We are doing the bootstrap version because not all architectures implementations of hex2-0 support all of the features required by the non-bootstrap version.
Note that from now we no longer need catm, as hex2 and M1 have support for multiple inputs; hex2-0 is replaced with hex2.
This is the final debuggable version of M1 with all of the optimizations and features provided by M2libc and M2-Planet to enable significantly faster builds.
This is the final debuggable version of hex2 with all of the optimizations and features provided by M2libc and M2-Planet to enable significantly faster builds.
kaem is what was being used to run kaem.run scripts, and is useful for later stages of the bootstrap process outside this repository.

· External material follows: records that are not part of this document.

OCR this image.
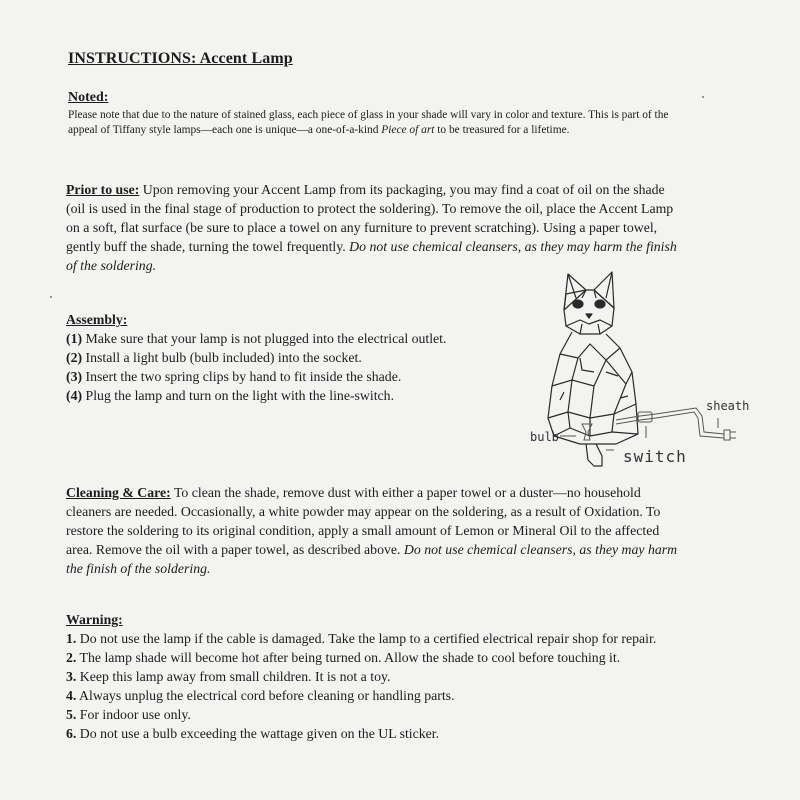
INSTRUCTIONS: Accent Lamp
Noted:
Please note that due to the nature of stained glass, each piece of glass in your shade will vary in color and texture. This is part of the
appeal of Tiffany style lamps—each one is unique—a one-of-a-kind Piece of art to be treasured for a lifetime.
Prior to use: Upon removing your Accent Lamp from its packaging, you may find a coat of oil on the shade
(oil is used in the final stage of production to protect the soldering). To remove the oil, place the Accent Lamp
on a soft, flat surface (be sure to place a towel on any furniture to prevent scratching). Using a paper towel,
gently buff the shade, turning the towel frequently. Do not use chemical cleansers, as they may harm the finish
of the soldering.
Assembly:
(1) Make sure that your lamp is not plugged into the electrical outlet.
(2) Install a light bulb (bulb included) into the socket.
(3) Insert the two spring clips by hand to fit inside the shade.
(4) Plug the lamp and turn on the light with the line-switch.
sheath
bulb
switch
Cleaning & Care: To clean the shade, remove dust with either a paper towel or a duster—no household
cleaners are needed. Occasionally, a white powder may appear on the soldering, as a result of Oxidation. To
restore the soldering to its original condition, apply a small amount of Lemon or Mineral Oil to the affected
area. Remove the oil with a paper towel, as described above. Do not use chemical cleansers, as they may harm
the finish of the soldering.
Warning:
1. Do not use the lamp if the cable is damaged. Take the lamp to a certified electrical repair shop for repair.
2. The lamp shade will become hot after being turned on. Allow the shade to cool before touching it.
3. Keep this lamp away from small children. It is not a toy.
4. Always unplug the electrical cord before cleaning or handling parts.
5. For indoor use only.
6. Do not use a bulb exceeding the wattage given on the UL sticker.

blood-elf was discussed earlier and now can be used properly to create debuggable programs with ELF headers.
get_machine finds the architecture of the system it is running on, used for architecture dependent scripts used later in the bootstrap process.
This is the same M2-Planet as discussed earlier, it just is built using itself and so is going to work more quickly and reliably.
sha256sum is used for giving us a cryptographically signed build chain.
match compares two strings. This allows to write architecture specific conditional code in kaem scripts.
To eliminate the need to premake directories in live-bootstrap.
untar enables stage0-posix to unpack source tarballs so that git submodules are not needed to further extend stage0-posix to achieve GCC+Linux.
ungz enables the decompressing of .tar.gz tarballs such as Gnu Mes. Thus enabling source tarballs on hosts that don't distribute uncompressed tarballs.
Similar to ungz, unbz2 enables the decompressing of .tar.bz2 tarballs.
catm is a simple tool that provides the functionality of: cat file1 file2 ... fileN >| output in environments where pipes and I/O redirection doesn't exist. With slightly unique syntax: catm output file1 file2 ... fileN
This primitive version of cp simply copies the contents of the file but does NOT copy the file permissions or any other STAT information.
To fix up the permissions, of any binaries you used the primitive cp command to move, chmod is included.
after.kaem exists for you to replace with anything you want to kick off your bootstrap chain.